The goals from the original comprehensive plan would remain essentially the same, she said, with the public input gathered throughout the past year attached to it, if adopted by the board. The plan that was adopted in 1995 anticipated business districts, as did the zoning ordinance, first adopted in the 1970s. But no district had been designated until this year, with the boundaries set around the hamlet where no outward signs of commercial activity can be seen.

“What my hope is, and the people who analyze the surveys is, the town will listen to what the people want and establish more business districts, hopefully one of them will be where Kristen is and she’ll actually be able to run her business safely there,” said Elberfeld, who worked on the survey committee.

In order to be incorporated with the town’s comprehensive plan, the addendum will have to be reviewed by state and county planning and environmental boards.

“One of the aspects to the comprehensive planning is that it’s something that it really is most useful if it’s done on a continuous basis,” said Pokorny

With potential new additions in parentheses, the goals in the comprehensive plan are:

— Protect the Town’s groundwater and other natural resources.

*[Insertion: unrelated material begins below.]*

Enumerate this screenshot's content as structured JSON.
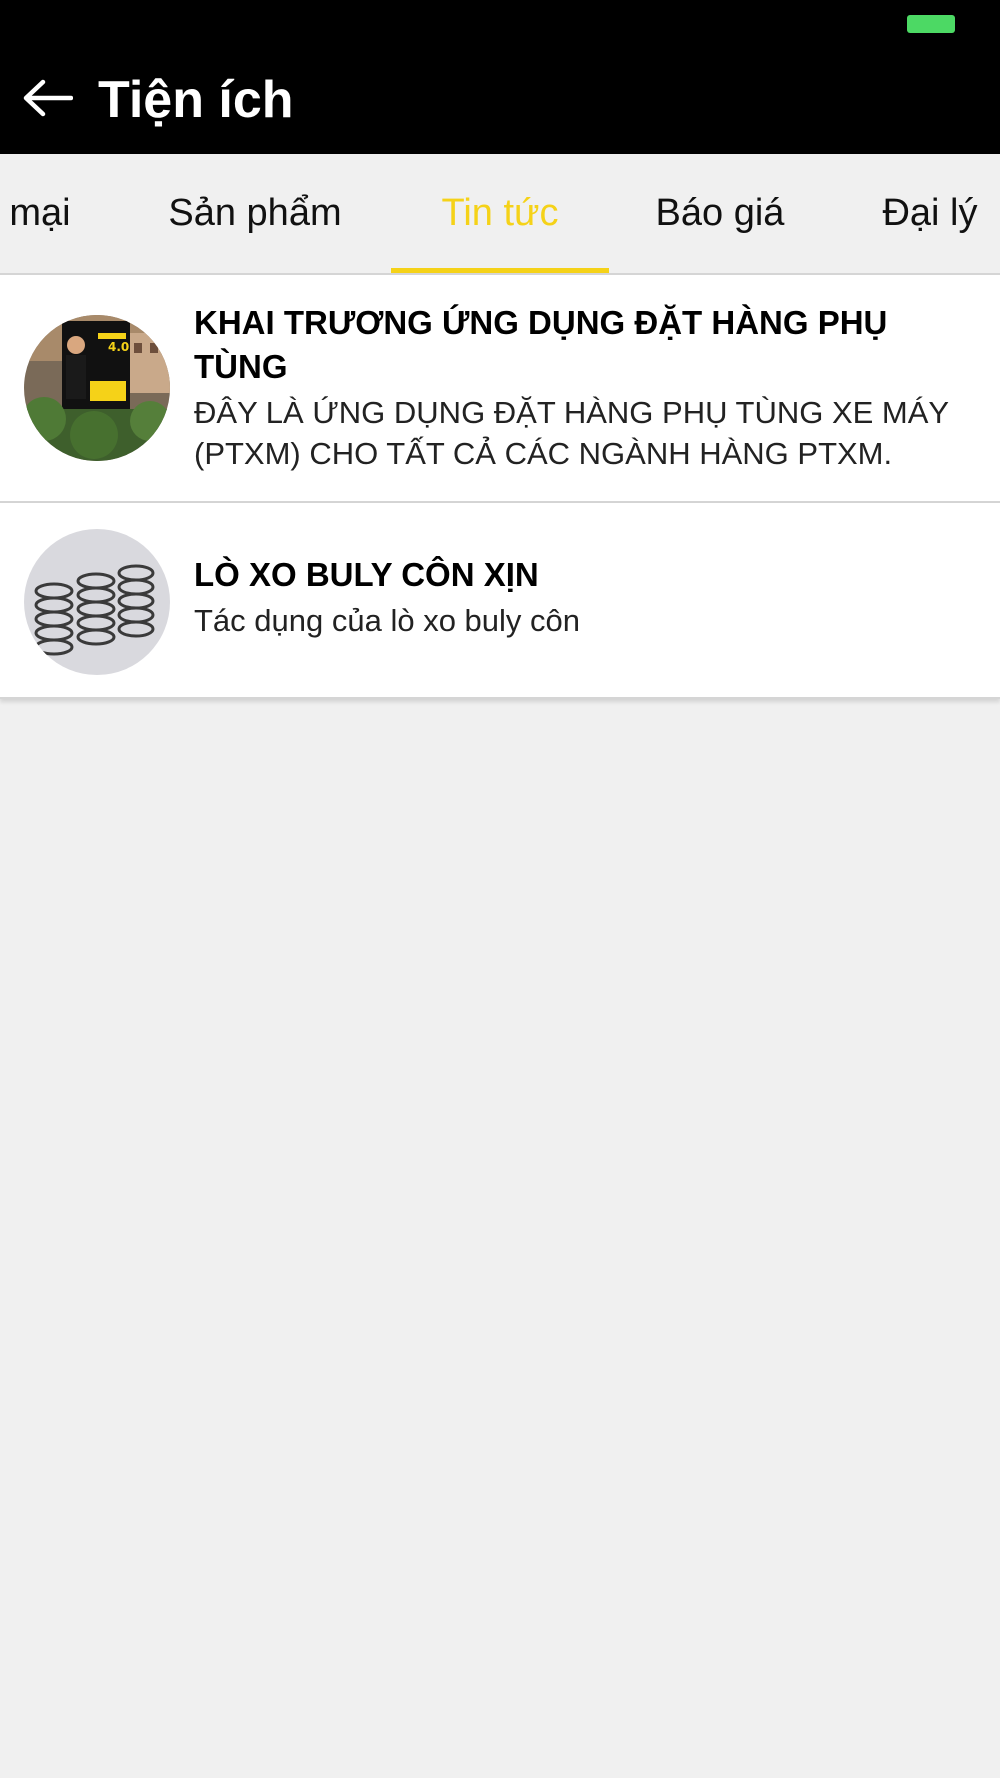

— Preserve the rural character of the Town (while promoting an environment conducive to working landscapes, thriving businesses and protected high value natural elements).

— Encourage the continued existence of open and agricultural lands, and agriculture.

— Promote and protect the aesthetic, cultural and historic character of the Town.

— Encourage economic and social vitality (for all Town residents) consistent with the Town’s rural character.

 —  Maintain a continuing planning process to ensure that the goals herein are implemented through appropriate revisions to the zoning ordinance, the subdivision regulations and other appropriate Town action.